Tag Archives: Gephi

A thesis relived: using text analytics to map a PhD journey

 

Your thesis has been deposited.

Is this how four years of toil was supposed to end? Not with a bang, but with a weird sentence from my university’s electronic submission system? In any case, this confirmation message gave me a chuckle and taught me one new thing that could be done to a thesis. A PhD is full of surprises, right till the end.

But to speak of the end could be premature, because more than two months after submission, one thing that my thesis hasn’t been yet is examined. Or if it has been, the examination reports are yet to be deposited back into the collective consciousness of my grad school.

The lack of any news about my thesis is hardly keeping me up at night, but it does make what I am about to do in this post a little awkward. Following Socrates, some people would argue that an unexamined thesis is not worth reliving. At the very least, Socrates might have cautioned against saying too much about a PhD experience that might not yet be over.

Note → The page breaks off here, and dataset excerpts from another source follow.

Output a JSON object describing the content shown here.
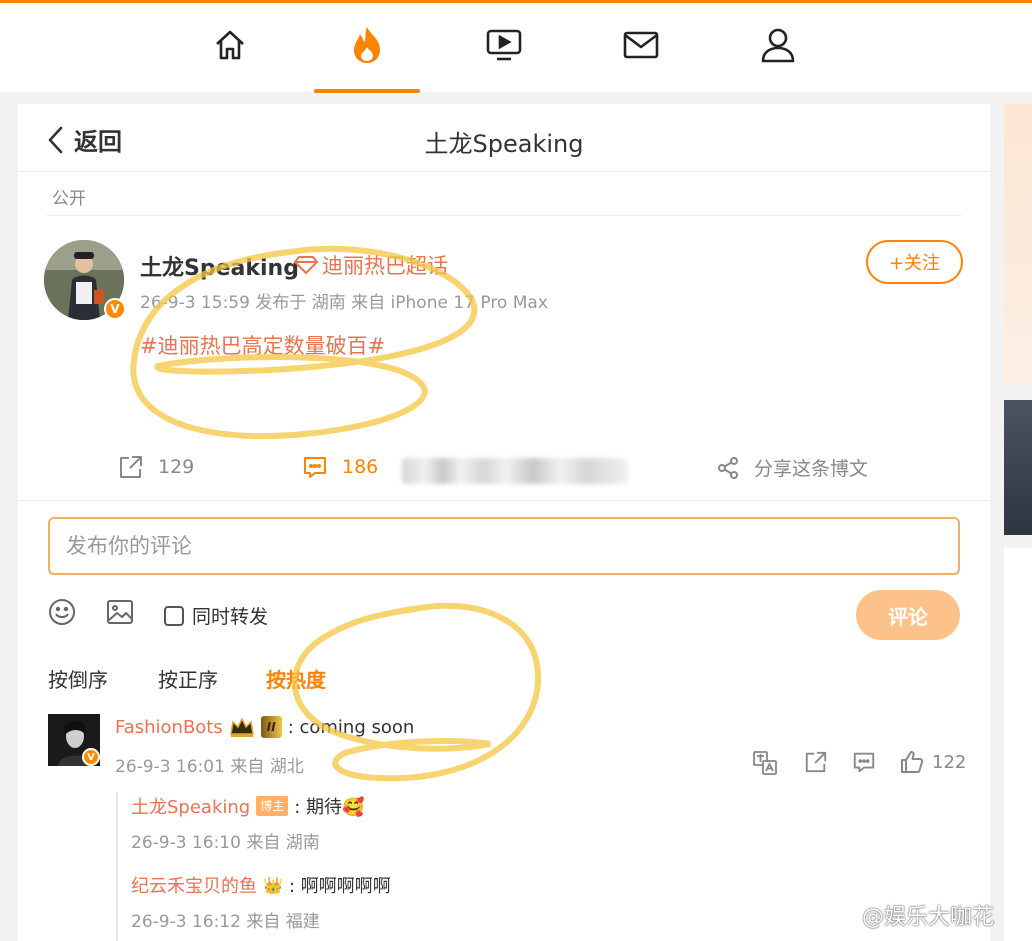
{
  "nav": {
    "items": [
      {
        "name": "home",
        "icon": "home-icon"
      },
      {
        "name": "hot",
        "icon": "flame-icon",
        "active": true
      },
      {
        "name": "video",
        "icon": "video-icon"
      },
      {
        "name": "messages",
        "icon": "mail-icon"
      },
      {
        "name": "profile",
        "icon": "user-icon"
      }
    ],
    "accent": "#ff8200"
  },
  "header": {
    "back_label": "返回",
    "title": "土龙Speaking"
  },
  "post": {
    "visibility": "公开",
    "author": "土龙Speaking",
    "supertopic": "迪丽热巴超话",
    "meta": "26-9-3 15:59  发布于 湖南  来自 iPhone 17 Pro Max",
    "content": "#迪丽热巴高定数量破百#",
    "follow_label": "+关注",
    "reposts": "129",
    "comments": "186",
    "share_label": "分享这条博文"
  },
  "composer": {
    "placeholder": "发布你的评论",
    "repost_label": "同时转发",
    "submit_label": "评论"
  },
  "sort": {
    "tabs": [
      "按倒序",
      "按正序",
      "按热度"
    ],
    "active": "按热度"
  },
  "comments": [
    {
      "user": "FashionBots",
      "badge": "II",
      "text": ": coming soon",
      "meta": "26-9-3 16:01 来自 湖北",
      "likes": "122",
      "replies": [
        {
          "user": "土龙Speaking",
          "badge": "博主",
          "text": ": 期待🥰",
          "meta": "26-9-3 16:10 来自 湖南"
        },
        {
          "user": "纪云禾宝贝的鱼",
          "badge": "👑",
          "text": ": 啊啊啊啊啊",
          "meta": "26-9-3 16:12 来自 福建"
        }
      ]
    }
  ],
  "watermark": "@娱乐大咖花"
}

Well, too bad: I’m throwing that caution to the wind, because what follows is a detailed retrospective of my PhD candidature.

Before anyone starts salivating at the prospect of reading sordid details about about existential crises, cruel supervisors or laboratory disasters, let me be clear that what follows is not a psychodrama or a cautionary tale. Rather, I plan to retrace the scholastic journey that I took through my PhD candidature, primarily by examining what I read, and when.

I know, I know: that sounds really boring. But bear with me, because this post is anything but a literature review. This is a data-driven, animated-GIF-laden, deep-dive into the PhD Experience. Continue reading

The Who dimension

My last post focussed on my progress in making sense of the Where dimension of the public discourse on coal seam gas, including how the Where intersects with the What. This post is about the Who. Somehow, I’ve managed to say almost nothing on this blog so far about the Who dimension of my data. Nearly all of what I’ve written has been about the What, Where and When. It’s time to rebalance this equation.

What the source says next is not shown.